To learn more about deploying MLflow models to Azure Machine Learning for both real-time and batch inferencing, see Guidelines for deploying MLflow models.
Example notebooks
- Deploy MLflow to online endpoints: Demonstrates how to deploy models in MLflow format to online endpoints using the MLflow SDK.
- Deploy MLflow to online endpoints with safe rollout: Demonstrates how to deploy models in MLflow format to online endpoints, using the MLflow SDK with progressive rollout of models. The example also shows deployment of multiple versions of a model to the same endpoint.
- Deploy MLflow to web services (V1): Demonstrates how to deploy models in MLflow format to web services (ACI/AKS v1) using the MLflow SDK.
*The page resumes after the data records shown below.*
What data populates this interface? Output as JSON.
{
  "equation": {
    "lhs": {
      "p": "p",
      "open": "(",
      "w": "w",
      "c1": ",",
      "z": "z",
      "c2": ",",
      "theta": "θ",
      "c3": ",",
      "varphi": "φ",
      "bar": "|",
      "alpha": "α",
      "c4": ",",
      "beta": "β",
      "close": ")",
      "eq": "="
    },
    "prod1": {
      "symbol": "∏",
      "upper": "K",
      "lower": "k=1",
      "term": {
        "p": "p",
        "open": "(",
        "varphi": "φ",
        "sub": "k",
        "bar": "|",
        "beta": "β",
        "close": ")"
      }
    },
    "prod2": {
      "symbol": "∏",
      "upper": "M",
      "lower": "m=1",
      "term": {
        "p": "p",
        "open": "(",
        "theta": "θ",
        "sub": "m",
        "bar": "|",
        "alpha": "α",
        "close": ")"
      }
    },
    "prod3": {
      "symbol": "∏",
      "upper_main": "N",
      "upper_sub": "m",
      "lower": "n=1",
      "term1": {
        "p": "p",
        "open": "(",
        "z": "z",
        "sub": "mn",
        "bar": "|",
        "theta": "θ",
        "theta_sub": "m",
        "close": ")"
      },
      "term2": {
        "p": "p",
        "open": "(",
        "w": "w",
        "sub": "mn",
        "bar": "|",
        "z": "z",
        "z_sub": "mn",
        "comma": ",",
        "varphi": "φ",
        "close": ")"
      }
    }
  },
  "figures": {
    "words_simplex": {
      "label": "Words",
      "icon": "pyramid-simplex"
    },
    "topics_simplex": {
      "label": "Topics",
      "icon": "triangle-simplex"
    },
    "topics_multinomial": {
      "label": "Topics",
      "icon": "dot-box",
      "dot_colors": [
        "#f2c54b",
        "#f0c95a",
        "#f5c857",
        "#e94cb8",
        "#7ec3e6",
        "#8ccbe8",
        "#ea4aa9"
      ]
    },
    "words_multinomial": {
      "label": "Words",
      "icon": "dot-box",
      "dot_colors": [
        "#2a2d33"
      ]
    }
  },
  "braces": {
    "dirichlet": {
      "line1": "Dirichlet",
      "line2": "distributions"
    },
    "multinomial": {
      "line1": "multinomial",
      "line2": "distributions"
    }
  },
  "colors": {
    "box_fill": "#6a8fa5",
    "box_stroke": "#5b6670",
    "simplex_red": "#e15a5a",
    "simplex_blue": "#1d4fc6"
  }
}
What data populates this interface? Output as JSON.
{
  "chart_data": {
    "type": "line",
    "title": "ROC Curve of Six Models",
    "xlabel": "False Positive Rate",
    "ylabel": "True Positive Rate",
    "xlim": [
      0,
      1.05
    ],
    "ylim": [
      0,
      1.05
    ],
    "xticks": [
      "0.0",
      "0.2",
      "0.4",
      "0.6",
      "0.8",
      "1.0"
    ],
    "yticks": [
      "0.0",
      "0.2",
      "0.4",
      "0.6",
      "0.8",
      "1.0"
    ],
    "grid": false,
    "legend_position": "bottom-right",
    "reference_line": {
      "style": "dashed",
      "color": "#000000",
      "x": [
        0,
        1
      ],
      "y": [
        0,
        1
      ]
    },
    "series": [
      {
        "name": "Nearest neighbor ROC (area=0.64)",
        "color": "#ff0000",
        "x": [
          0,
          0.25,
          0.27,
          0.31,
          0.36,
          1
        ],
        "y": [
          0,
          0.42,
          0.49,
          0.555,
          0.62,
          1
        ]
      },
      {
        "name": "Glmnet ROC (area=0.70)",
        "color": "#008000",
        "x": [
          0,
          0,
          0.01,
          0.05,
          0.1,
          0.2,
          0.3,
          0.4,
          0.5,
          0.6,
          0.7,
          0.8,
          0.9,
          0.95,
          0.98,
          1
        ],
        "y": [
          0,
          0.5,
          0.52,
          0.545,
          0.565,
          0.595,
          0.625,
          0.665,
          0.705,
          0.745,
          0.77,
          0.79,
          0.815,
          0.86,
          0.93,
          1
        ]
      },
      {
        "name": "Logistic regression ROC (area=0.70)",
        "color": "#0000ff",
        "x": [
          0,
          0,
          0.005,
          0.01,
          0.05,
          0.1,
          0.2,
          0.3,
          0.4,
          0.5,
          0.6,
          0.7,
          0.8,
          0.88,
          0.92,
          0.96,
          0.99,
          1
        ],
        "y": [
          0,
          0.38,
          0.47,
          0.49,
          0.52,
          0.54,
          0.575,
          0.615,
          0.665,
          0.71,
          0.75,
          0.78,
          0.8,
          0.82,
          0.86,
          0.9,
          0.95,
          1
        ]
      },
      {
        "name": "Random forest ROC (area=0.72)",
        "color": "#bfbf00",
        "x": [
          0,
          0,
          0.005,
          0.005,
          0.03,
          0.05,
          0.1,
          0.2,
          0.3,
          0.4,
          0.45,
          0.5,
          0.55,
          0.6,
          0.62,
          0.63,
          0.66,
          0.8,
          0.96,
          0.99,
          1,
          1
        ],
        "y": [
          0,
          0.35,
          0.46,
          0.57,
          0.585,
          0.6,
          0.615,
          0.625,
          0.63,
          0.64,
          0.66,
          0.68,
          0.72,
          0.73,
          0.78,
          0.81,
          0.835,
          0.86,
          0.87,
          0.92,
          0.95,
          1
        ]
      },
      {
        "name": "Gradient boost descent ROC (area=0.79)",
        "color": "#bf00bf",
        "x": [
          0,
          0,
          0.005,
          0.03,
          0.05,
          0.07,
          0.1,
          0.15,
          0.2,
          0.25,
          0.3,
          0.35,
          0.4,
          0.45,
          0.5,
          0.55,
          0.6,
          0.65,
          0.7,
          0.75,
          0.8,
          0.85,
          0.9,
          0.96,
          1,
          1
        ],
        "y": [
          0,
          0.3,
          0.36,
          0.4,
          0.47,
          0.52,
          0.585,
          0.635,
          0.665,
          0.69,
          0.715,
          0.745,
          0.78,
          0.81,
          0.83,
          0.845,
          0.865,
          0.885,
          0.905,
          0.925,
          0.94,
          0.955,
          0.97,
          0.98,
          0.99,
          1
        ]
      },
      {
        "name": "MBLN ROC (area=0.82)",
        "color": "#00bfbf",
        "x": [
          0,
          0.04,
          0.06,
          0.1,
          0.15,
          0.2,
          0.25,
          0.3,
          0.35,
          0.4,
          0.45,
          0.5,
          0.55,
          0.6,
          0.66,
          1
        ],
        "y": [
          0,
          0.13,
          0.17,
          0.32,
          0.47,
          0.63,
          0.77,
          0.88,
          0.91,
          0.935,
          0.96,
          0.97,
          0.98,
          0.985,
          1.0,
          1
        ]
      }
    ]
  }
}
- Deploy models trained in Azure Databricks to Azure Machine Learning with MLflow: Demonstrates how to train models in Azure Databricks and deploy them in Azure Machine Learning. The example also covers how to handle cases where you also want to track the experiments with the MLflow instance in Azure Databricks.
Training with MLflow projects (preview)
Important
Items marked (preview) in this article are currently in public preview. The preview version is provided without a service level agreement, and it's not recommended for production workloads. Certain features might not be supported or might have constrained capabilities. For more information, see Supplemental Terms of Use for Microsoft Azure Previews.
You can submit training jobs to Azure Machine Learning by using MLflow projects (preview). You can submit jobs locally with Azure Machine Learning tracking or migrate your jobs to the cloud via Azure Machine Learning compute.
To learn how to submit training jobs with MLflow Projects that use Azure Machine Learning workspaces for tracking, see Train machine learning models with MLflow projects and Azure Machine Learning.
Example notebooks
- Track an MLflow project in Azure Machine Learning workspaces.
- Train and run an MLflow project on Azure Machine Learning jobs.
MLflow SDK, Azure Machine Learning v2, and Azure Machine Learning studio capabilities
The following table shows the operations that are possible, using each of the client tools available in the machine learning lifecycle.
Feature | MLflow SDK | Azure Machine Learning CLI/SDK | Azure Machine Learning studio |
---|---|---|---|
Track and log metrics, parameters, and models | ✓ | ||
Retrieve metrics, parameters, and models | ✓ | 1 | ✓ |
Submit training jobs | ✓ 2 | ✓ | ✓ |
Submit training jobs with Azure Machine Learning data assets | ✓ | ✓ | |
Submit training jobs with machine learning pipelines | ✓ | ✓ | |
Manage experiments and runs | ✓ | ✓ | ✓ |
Manage MLflow models | ✓3 | ✓ | ✓ |
Manage non-MLflow models | ✓ | ✓ | |
Deploy MLflow models to Azure Machine Learning (Online & Batch) | ✓4 | ✓ | ✓ |
Deploy non-MLflow models to Azure Machine Learning | ✓ | ✓ |
Note
- 1 Only artifacts and models can be downloaded.
- 2 Possible by using MLflow projects (preview).
- 3 Some operations may not be supported. View Manage model registries in Azure Machine Learning with MLflow for details.
- 4 Deployment of MLflow models for batch inference by using the MLflow SDK is not possible at the moment. As an alternative, see Deploy and run MLflow models in Spark jobs.